The agency alleges that promotions were also not given due to “discriminatory practices against pregnant female employees,” where supervisors ignored medical restrictions and gave them negative evaluations while on medical leave. One female employee reported that she was criticized for picking her child up from daycare, and female employees were also kicked out of lactation rooms so that they could be used for meetings, the lawsuit says.

The agency is requesting an injunction forcing compliance with workplace protections, as well as unpaid wages, pay adjustments, back pay and lost wages and benefits for female employees.

“We value diversity and strive to foster a workplace that offers inclusivity for everyone. There is no place in our company or industry, or any industry, for sexual misconduct or harassment of any kind,” an Activision Blizzard spokesperson said in a statement to Bloomberg. “We take every allegation seriously and investigate all claims. In cases related to misconduct, action was taken to address the issue.”

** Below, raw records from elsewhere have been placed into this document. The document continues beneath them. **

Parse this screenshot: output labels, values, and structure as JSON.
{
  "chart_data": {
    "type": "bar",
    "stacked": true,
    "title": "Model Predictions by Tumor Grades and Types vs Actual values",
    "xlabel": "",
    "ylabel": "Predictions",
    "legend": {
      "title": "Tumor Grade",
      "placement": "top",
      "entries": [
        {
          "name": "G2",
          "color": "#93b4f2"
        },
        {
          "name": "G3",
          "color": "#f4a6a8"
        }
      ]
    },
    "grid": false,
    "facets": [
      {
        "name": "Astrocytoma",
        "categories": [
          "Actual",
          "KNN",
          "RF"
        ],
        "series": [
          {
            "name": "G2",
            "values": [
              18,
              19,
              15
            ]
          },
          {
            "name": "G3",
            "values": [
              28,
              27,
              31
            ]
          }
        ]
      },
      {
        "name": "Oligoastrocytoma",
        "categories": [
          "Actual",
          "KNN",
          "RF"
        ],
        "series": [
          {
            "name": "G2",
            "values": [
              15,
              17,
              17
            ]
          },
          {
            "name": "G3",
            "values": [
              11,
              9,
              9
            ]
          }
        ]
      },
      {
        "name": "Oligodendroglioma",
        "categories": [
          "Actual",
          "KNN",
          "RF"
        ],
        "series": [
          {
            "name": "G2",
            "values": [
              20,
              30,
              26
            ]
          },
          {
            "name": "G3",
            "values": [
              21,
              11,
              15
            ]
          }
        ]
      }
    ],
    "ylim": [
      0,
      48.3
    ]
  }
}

This lawsuit was filed roughly a year after Ubisoft faced allegations of sexual misconduct within the company. These problems are rampant throughout society, but the games industry seems especially filled with such toxic environments—which isn’t surprising, given the culture and mentality that the games industry has long fostered. Clearly not enough companies are doing enough to guarantee accountability and safety in the workplace. These incidents are not isolated and are further reminders that the workforce culture within the gaming industry desperately needs fixing.